We began our discussion with a partner survey about writing in our own lives. The first question was simply, "Are you a writer?". In the past, my response has always been "no." Yes, I write emails, I make lists, and I occasionally attempt to return to a journal from college and continue to write about my day to day life. And through teaching, I know that all of these things do in fact make me a writer. But I still have never really felt like a writer. I work with so many creative people, who in their spare time enjoy writing poetry, short stories, and essays. That has just never been my thing. I have a hard time thinking of a fiction story for my second graders, let alone one that adults might find entertaining. But this year, for the first time, I answered "yes" to that usually dreaded question. I talked to my partner about my blog and how I found inspiration from other blogs that I follow. I told her how I found myself reading several blogs while sitting with my laptop before bed each night, and how I was truly interested in others' stories. And unlike when I read others' poetry or fiction stories, I actually thought to myself Hey, I could do that too. I also shared how the act of writing still sometimes makes me feel anxious or nervous. I read over my entries and wonder if people really read what I am writing. And while writing, I sometimes wish I could be wittier or more creative like some of the other bloggers I follow. But regardless of whether I feel excited or anxious, my words are for the first time out there for other people to read. And that made me feel good. And hopefully, the more time I spend as a writer, the more creative and witty I will become.
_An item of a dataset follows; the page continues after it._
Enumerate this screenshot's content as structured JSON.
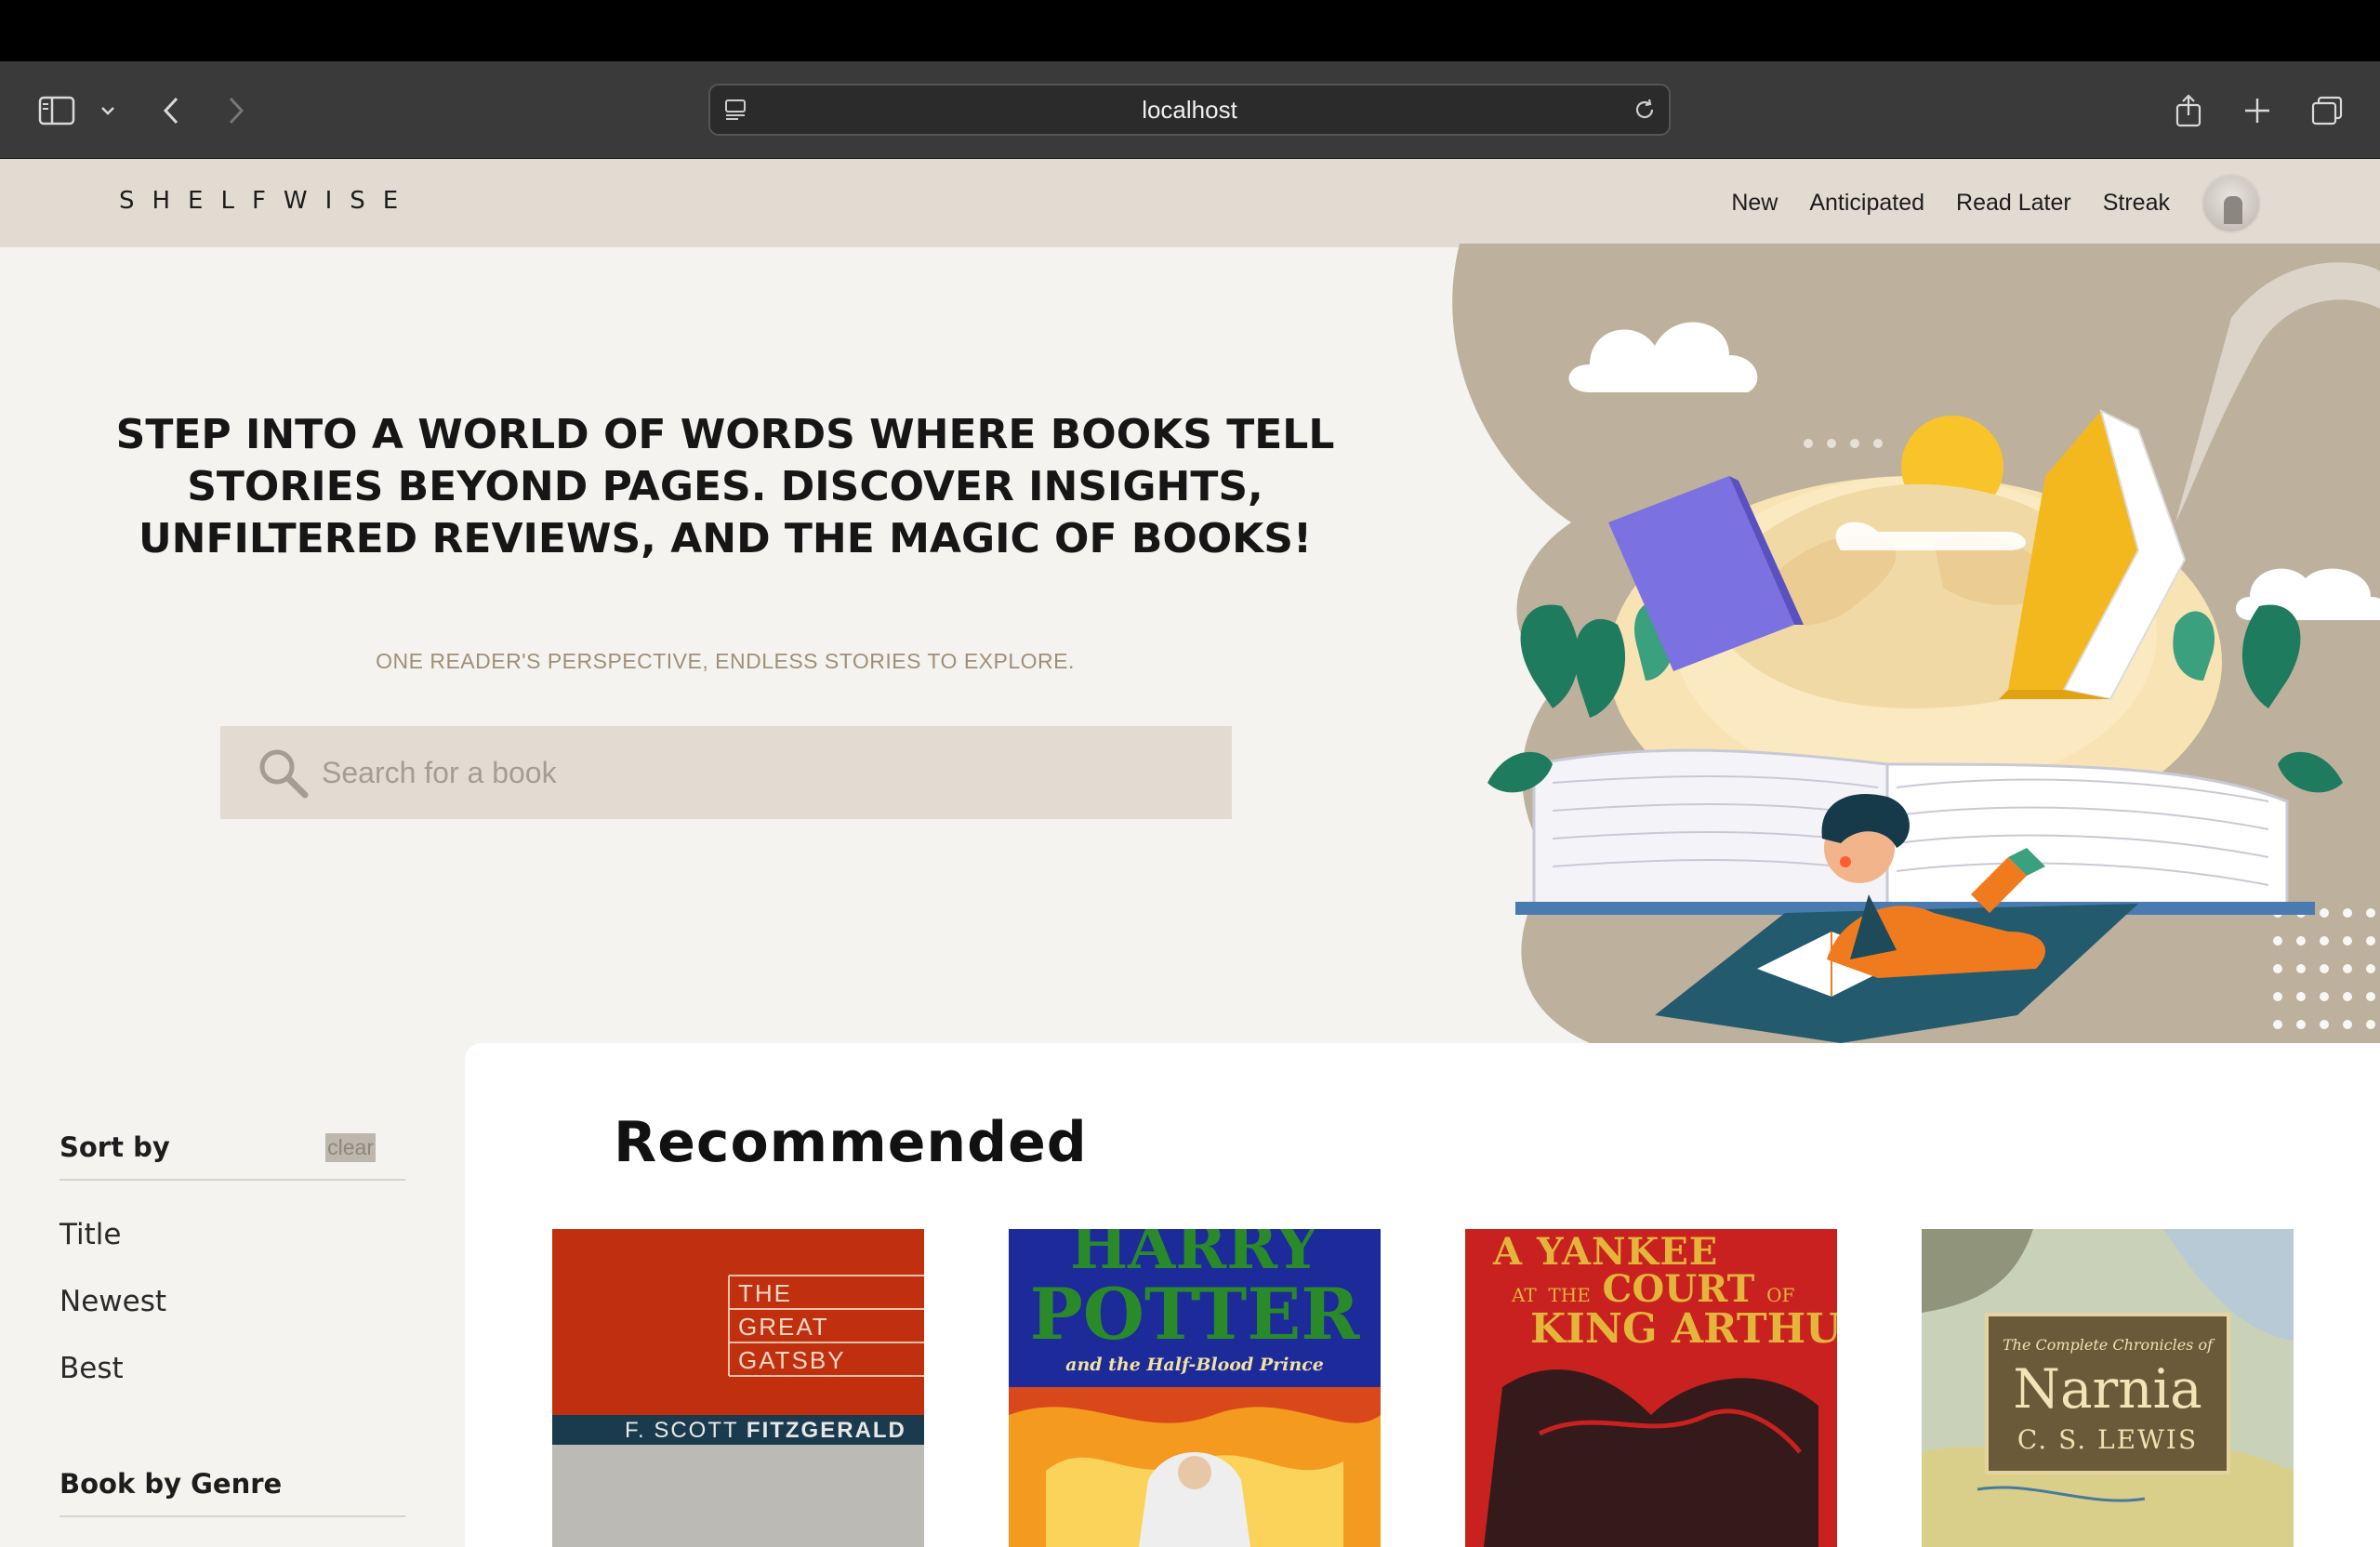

So, onto the weekend. Yesterday I woke up on a mission to get my apartment back in order after my first week of early mornings and late nights back at work. I somehow manage to let my life pile up, literally, around my apartment. There were several pairs of flip flops thrown around my entry way rug, even though they are kept in a closet literally a foot away from where I take them off. There were purses half full after switching from my brown leather bag, to my Vera Bradley tote, and then my black purse. And then there was laundry and outfits tried on but never worn draped over my desk and chair. For being such an organized person, I can really make a mess. So, while I sipped my iced coffee I ran around frantically putting things away in preparation for another work week ahead. Then, I headed to the gym. Brian started training me this week, and it has really motivated me to get back into the swing of things after a summer of vacationing. We had three sessions together, and he kind of kicked my ass. Having him stand next to my for ten minutes on the Elliptical and bike while controlling the level made me realize how lazy I had become in my workout routines. Any exercise is better than no exercise, but man I was being lazy with my level 1 cardio workouts. So yesterday I pushed myself to not only bike, but run on the treadmill. The treadmill is very new to me, and at first seemed impossible. But it is getting better, and making me feel better every time I use it.

Brian and Emily met me at my house around noon, and we had a quick lunch before heading to the Queens Zoo. We became zoo members this year, which was a great decision. For $150, the three of us get into all of the zoos in NYC and bypass all lines. We also got some attraction and parking passes as part of the deal. We had already spent time at the Central Park Zoo, Bronx Zoo, and aquarium, but had never been to the Queens Zoo. The weather was perfect outside and we all loved the zoo. It is smaller than the other zoos, but the layout is very accessible and easy to walk around. All of the animals are arranged in a circle, so it is impossible to miss anything or get lost. We have been taking Emily to the zoo since she was very little, so it is always fun for us to do together. We walked around the main zoo area, spent some time in the children's zoo, rode the carousel and ate some popcorn, and then went back into the zoo to play on the playground until closing time.

Funniest memory of the day: We stopped to get something to drink halfway through, and decided on a Gatorade and sparkling water. Emily drank some Gatorade, and then I asked her if she wanted some of my water. She asked, "Is this sparkling water?" and we said yes, assuming she knew what that was based on her question. She took a huge sip, and then spit it all out of her mouth. Spit isn't the right word; launched is more fitting. She launched her mouthful inches from my flip flops and then made a disgusted face and said, "I don't like sparkling water." Hilarious.
Ready for the zoo! Waiting for the train. 
Scary alligators! 

Emily wanted to take some pictures, after a few of us smiling nicely on the bench, apparently we both decided it was time to make faces. 
Emily was too scared to feed the animals, so I enjoyed it for the both of us. This was taken 30 seconds before my whole hand was in that horse's mouth. I don't think he was one of the animals I was supposed to feed. 
Having a blast while tightly grasping her dad's hand.